There are times when Valdet stands along the Kosovo-Albania border, prodding the ground for mines, and he finds himself thinking back to those times, those conversations. When this happens, he’ll catch himself and stop. If he can’t shake the memories, he’ll call for his supervisor.

DULE: And then I’ll have a day off, in order to be able to come back to work the next day.

On days like that, he’ll often gather with friends, mostly unemployed, huddled around a campfire near the town’s war memorial. They put their hands out toward the flame and think about the future of Kosovo and the martyrs buried just on the other side of the wrought-iron gate.

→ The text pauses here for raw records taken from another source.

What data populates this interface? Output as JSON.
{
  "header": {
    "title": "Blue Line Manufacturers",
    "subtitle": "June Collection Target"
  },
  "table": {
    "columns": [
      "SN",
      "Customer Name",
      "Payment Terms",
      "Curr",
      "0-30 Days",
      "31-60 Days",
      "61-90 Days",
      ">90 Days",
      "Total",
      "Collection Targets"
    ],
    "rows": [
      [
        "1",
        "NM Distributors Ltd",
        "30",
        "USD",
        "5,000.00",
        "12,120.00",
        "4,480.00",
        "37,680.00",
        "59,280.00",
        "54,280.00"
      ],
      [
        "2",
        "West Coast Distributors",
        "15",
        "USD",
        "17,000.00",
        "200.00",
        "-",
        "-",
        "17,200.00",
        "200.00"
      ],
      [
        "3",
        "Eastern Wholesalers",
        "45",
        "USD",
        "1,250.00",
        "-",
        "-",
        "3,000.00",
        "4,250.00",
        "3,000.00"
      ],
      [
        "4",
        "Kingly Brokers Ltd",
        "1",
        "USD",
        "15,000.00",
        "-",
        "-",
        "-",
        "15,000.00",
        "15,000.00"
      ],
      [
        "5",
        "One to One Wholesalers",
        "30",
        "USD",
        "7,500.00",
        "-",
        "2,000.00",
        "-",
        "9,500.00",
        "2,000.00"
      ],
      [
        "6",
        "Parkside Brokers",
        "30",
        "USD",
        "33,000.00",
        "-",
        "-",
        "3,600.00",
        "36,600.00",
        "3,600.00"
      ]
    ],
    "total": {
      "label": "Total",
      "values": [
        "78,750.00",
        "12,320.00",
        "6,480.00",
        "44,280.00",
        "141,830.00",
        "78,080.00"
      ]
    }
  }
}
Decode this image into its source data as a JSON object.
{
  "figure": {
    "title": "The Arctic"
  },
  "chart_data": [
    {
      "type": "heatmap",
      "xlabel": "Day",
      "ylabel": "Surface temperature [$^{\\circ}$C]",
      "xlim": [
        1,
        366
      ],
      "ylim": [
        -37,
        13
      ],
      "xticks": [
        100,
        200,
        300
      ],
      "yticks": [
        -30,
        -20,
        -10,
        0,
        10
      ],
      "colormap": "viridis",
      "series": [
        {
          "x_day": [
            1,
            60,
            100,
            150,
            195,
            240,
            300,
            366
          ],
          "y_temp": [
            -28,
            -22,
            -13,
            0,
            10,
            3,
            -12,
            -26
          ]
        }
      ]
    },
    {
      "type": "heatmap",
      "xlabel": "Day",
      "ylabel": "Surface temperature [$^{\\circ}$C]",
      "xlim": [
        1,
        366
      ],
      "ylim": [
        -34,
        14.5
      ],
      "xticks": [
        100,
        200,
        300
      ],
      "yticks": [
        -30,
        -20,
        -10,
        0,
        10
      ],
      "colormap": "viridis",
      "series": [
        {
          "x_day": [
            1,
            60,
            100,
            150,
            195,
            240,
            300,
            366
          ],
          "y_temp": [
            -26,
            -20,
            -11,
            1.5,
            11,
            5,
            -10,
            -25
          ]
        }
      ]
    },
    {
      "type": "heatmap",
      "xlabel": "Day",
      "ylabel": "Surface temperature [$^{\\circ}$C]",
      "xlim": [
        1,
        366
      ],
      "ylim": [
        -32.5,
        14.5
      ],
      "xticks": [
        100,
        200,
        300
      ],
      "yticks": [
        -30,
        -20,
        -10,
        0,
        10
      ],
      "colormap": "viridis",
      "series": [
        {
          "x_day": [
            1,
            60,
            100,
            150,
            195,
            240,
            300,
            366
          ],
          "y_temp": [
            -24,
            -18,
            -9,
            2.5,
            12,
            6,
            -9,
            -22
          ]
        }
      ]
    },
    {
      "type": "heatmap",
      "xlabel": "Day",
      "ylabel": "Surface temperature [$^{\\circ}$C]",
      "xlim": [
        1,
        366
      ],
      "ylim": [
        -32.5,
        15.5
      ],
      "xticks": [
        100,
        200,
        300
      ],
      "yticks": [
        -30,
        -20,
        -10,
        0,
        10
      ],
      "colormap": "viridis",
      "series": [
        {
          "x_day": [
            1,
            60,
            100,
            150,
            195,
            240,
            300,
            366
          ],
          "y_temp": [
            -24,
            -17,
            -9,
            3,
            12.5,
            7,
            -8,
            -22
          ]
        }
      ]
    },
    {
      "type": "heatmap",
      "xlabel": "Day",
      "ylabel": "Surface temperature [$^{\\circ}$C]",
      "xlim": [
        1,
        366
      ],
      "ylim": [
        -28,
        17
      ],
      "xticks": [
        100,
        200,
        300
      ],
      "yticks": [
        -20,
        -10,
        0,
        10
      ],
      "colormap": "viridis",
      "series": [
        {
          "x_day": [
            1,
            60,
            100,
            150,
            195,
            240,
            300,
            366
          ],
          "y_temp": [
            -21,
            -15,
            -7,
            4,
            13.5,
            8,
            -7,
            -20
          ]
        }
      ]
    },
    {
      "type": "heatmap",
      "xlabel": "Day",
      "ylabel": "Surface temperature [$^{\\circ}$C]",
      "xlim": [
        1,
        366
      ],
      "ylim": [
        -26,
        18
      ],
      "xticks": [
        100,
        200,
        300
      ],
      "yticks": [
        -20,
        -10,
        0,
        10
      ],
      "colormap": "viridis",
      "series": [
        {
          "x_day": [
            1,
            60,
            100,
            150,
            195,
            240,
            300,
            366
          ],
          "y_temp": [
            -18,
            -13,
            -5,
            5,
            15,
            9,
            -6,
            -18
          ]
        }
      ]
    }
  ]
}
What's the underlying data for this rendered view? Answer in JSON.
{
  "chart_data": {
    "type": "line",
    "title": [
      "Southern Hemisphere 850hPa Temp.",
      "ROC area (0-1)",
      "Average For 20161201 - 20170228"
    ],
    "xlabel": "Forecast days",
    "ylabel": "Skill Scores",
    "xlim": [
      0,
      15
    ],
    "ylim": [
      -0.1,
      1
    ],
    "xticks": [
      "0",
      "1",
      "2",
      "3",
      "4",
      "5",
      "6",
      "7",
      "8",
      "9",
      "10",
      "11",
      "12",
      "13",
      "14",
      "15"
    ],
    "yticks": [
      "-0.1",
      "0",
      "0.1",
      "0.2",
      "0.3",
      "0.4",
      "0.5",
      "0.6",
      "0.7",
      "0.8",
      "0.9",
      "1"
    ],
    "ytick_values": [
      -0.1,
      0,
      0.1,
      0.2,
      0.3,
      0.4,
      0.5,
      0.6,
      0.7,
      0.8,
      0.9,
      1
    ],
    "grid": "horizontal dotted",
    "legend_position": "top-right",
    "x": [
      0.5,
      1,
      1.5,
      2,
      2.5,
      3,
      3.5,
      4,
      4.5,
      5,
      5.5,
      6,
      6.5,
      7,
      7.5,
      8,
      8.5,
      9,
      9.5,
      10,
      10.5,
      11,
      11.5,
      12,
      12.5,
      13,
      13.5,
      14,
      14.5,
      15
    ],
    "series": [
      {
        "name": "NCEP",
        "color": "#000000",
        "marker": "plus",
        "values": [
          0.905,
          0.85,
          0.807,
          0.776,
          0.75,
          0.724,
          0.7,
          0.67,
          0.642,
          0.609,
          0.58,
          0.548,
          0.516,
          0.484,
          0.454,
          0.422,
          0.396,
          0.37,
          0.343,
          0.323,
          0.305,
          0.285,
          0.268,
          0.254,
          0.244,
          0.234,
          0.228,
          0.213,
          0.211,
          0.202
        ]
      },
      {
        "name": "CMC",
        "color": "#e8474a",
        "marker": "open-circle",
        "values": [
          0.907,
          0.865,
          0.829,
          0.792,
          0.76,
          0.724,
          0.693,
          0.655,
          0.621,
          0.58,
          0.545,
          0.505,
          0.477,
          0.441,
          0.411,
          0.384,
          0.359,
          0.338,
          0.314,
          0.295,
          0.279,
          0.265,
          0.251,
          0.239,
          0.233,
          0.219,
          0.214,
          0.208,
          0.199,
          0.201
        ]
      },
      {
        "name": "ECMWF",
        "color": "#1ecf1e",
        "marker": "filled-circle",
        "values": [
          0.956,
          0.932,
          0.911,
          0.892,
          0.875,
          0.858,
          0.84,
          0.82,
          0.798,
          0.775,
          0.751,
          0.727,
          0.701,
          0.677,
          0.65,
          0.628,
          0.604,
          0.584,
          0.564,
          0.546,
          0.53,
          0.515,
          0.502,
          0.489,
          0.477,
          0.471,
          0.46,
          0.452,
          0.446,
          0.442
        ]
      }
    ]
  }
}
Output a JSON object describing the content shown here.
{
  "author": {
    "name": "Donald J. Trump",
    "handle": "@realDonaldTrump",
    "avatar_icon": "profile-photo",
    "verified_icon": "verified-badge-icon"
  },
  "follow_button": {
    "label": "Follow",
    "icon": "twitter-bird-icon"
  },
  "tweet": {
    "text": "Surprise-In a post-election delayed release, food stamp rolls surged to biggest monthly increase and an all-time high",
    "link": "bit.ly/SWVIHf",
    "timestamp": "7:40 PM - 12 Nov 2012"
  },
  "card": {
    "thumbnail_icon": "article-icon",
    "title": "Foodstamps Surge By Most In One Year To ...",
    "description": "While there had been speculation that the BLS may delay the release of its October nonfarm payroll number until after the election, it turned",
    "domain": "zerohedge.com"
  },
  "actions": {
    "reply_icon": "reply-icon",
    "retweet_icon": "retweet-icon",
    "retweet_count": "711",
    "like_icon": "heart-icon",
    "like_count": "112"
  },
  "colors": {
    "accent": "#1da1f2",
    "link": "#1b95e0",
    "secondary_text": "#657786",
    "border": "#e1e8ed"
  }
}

But the breaks are short, the work is too vital for his family and for the villages along the border.

By daybreak Valdet and his fellow mine sweepers are back at headquarters, blowing on their hands and on steaming cups of coffee, their breath mixing with the truck exhaust as they prepare to head back into the minefields.

DULE: I’d like to say goodbye. For me, it’s time to go and work. And thank you very much for your visit.

RYSSDAL: Sandy Tolan sent us that piece from the Kosovo-Albanian border. Help on our minesweeper story came from Barbara Frye.